Mas ele, vá lá saber-se porquê, manteve-se firme. Que fazer? Aceitei a sua teima, ou a sua “doença”,
quem sabe? E guardei-o no fundo de um gavetão da cómoda sobre a qual conversava alegre com os
seus pares.
Ficou no meio do que quase não anda a uso e que por largos meses se esquece. Só às vezes, ao
remexer coisas, dava com ele.
— Olha o relógio vermelho!
E, como o remexer nunca é ordem, lá ficava ele tapado, de novo escondido.

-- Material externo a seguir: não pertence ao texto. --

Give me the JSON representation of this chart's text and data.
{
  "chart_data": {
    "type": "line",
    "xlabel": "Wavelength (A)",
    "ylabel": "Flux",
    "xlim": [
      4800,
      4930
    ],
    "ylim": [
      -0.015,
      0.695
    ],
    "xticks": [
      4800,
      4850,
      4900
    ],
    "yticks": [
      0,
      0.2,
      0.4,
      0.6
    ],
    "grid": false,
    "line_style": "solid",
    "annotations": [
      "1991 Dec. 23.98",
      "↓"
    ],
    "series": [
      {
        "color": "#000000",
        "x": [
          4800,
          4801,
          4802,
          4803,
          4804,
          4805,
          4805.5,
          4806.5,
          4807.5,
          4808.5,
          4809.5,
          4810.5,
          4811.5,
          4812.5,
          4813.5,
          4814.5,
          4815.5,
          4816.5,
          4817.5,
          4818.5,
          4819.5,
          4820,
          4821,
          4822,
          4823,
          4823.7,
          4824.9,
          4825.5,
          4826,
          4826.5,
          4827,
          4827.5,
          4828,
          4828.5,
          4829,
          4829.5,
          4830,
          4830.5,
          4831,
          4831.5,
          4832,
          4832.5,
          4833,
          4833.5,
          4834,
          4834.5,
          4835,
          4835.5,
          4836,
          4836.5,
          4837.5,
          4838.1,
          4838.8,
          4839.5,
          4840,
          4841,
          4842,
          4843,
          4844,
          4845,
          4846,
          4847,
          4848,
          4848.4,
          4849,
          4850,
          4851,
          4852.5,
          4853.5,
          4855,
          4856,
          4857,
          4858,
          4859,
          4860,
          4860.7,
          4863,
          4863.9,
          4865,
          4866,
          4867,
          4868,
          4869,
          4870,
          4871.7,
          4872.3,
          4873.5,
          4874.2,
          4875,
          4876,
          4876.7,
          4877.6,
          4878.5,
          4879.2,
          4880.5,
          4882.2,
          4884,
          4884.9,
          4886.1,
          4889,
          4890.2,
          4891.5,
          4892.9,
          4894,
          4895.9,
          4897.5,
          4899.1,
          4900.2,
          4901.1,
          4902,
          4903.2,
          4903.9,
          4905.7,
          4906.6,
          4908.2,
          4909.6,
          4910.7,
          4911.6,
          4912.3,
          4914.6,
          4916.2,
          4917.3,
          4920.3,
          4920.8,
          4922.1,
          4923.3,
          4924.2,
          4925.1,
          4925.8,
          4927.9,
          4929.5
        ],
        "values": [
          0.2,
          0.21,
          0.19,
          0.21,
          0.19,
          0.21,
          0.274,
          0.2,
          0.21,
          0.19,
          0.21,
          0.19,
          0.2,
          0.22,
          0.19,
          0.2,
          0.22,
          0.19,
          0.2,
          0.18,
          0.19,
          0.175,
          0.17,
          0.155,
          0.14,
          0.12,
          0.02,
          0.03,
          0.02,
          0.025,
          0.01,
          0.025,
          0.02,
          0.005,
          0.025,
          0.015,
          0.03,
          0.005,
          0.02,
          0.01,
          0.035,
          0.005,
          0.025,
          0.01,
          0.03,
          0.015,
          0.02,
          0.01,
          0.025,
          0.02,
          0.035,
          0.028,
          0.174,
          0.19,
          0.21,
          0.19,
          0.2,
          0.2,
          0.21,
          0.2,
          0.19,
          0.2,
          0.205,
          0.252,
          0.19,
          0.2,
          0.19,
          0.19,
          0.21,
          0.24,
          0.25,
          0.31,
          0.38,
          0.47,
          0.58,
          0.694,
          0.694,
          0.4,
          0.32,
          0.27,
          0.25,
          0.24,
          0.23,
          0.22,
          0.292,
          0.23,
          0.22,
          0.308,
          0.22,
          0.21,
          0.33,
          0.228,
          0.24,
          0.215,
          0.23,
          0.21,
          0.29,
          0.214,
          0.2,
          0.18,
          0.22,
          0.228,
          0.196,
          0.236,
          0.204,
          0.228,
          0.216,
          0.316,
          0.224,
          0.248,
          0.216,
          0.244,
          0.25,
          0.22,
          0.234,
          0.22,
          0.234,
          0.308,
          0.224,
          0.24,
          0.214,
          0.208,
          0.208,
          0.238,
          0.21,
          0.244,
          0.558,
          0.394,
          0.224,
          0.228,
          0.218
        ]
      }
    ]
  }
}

Um dia, em novas remexidas, voltou o relógio a aparecer. Tirei-o para fora, tive-o nas mãos,
olhei-o com cuidado e desabafei:
— Não serves para nada… Para nada? Deixa-me olhar bem para ti.
Atenta, virei-o, revirei-o e aceitei a ideia:
— Calhas bem em moldura para retrato.
Vá de o desmanchar aos poucos, orelhas, parafusos, pernas. Umas tantas coisas saíram com
facilidade, mas as outras… Alicate, chaves de fenda, empurrões em jeito de alavanca… E pancada,
muita pancada. Lá consegui. Depois, escolher foto antes de voltar a armar tudo (difícil que foi),
procurando as peças espalhadas sobre a cama.
Claro que preferi para a exótica moldura uma foto das minhas Princesas-Cinderelas-Sereias
(títulos por elas escolhidos), Raposinhas por mim chamadas, embora que o nome lhes cause
estranheza (“Rapozeta, Pintalgreta, senhora de muita treta…”, não era assim, Mestre Aquilino?).
Com um lote de fotos espalhado à minha frente, ia escolhendo pelos tamanhos: esta não, que é
pequena, aquela não cabe no redondo do vidro, e por aí fora…. Difícil!
Até que apareceu a certa, e que mostra as meninas preparando o Presépio com muita
compostura. Nesse dia, nada de Cinderelas a contas com a madrasta e suspirando pelo príncipe, nada
de sereias a fugir do polvo gigante. Encantadas, atentas, entregues à sua tarefa. Angélicas mesmo!
Depois, quando elas já no centro do vidro e o relógio milagrosamente armado, ouvi um tímido
tiquetaque, brandinho, a medo.
Tique---------taque.
Que ouço? Devo estar enganada! Mas não. De tímido, passou ao antigo som alegre, fanfarrão
mesmo: tiquetaque, tiquetaque, tiquetaque. E, ao som daquele trinar alegre e ritmado, as figurinhas
animaram-se como as de uma “cascata” à moda do Porto: Eleonor, com as mãos sapudinhas, ajeita o
musgo com mil carinhos, põe, dispõe, alisa. Rosa, com o burro entre as mãos, hesita em pô-lo antes ou
depois da vaquinha.
José, onde fica? Talvez aqui, para ver melhor o Jesus. A gruta, ainda por acabar, sem teto de
colmo, é um amontoado de seixos da praia. Nus, polidos, trazem ao Presépio o mar calmo e verde de
Galapos – onda vai, onda vem, misturadas ao musgo e aos pastores que carregam borregos aos
ombros. Contra a janela, as hastes enormes das bagas vermelhas como quando nascidas junto do
ribeiro. Mil azáfamas para que o Presépio seja coisa linda e ao jeito da sua criação.
— Avó, canta tu, nós ainda não sabemos bem. E a avó, dócil, entoa:
— Não, mãe, essa fica para mais tarde. Calções no Menino, sempre de saias, não se ajusta; é tirá-
lo do berço e do colo da mãe. E avó Santana, é muita confusão.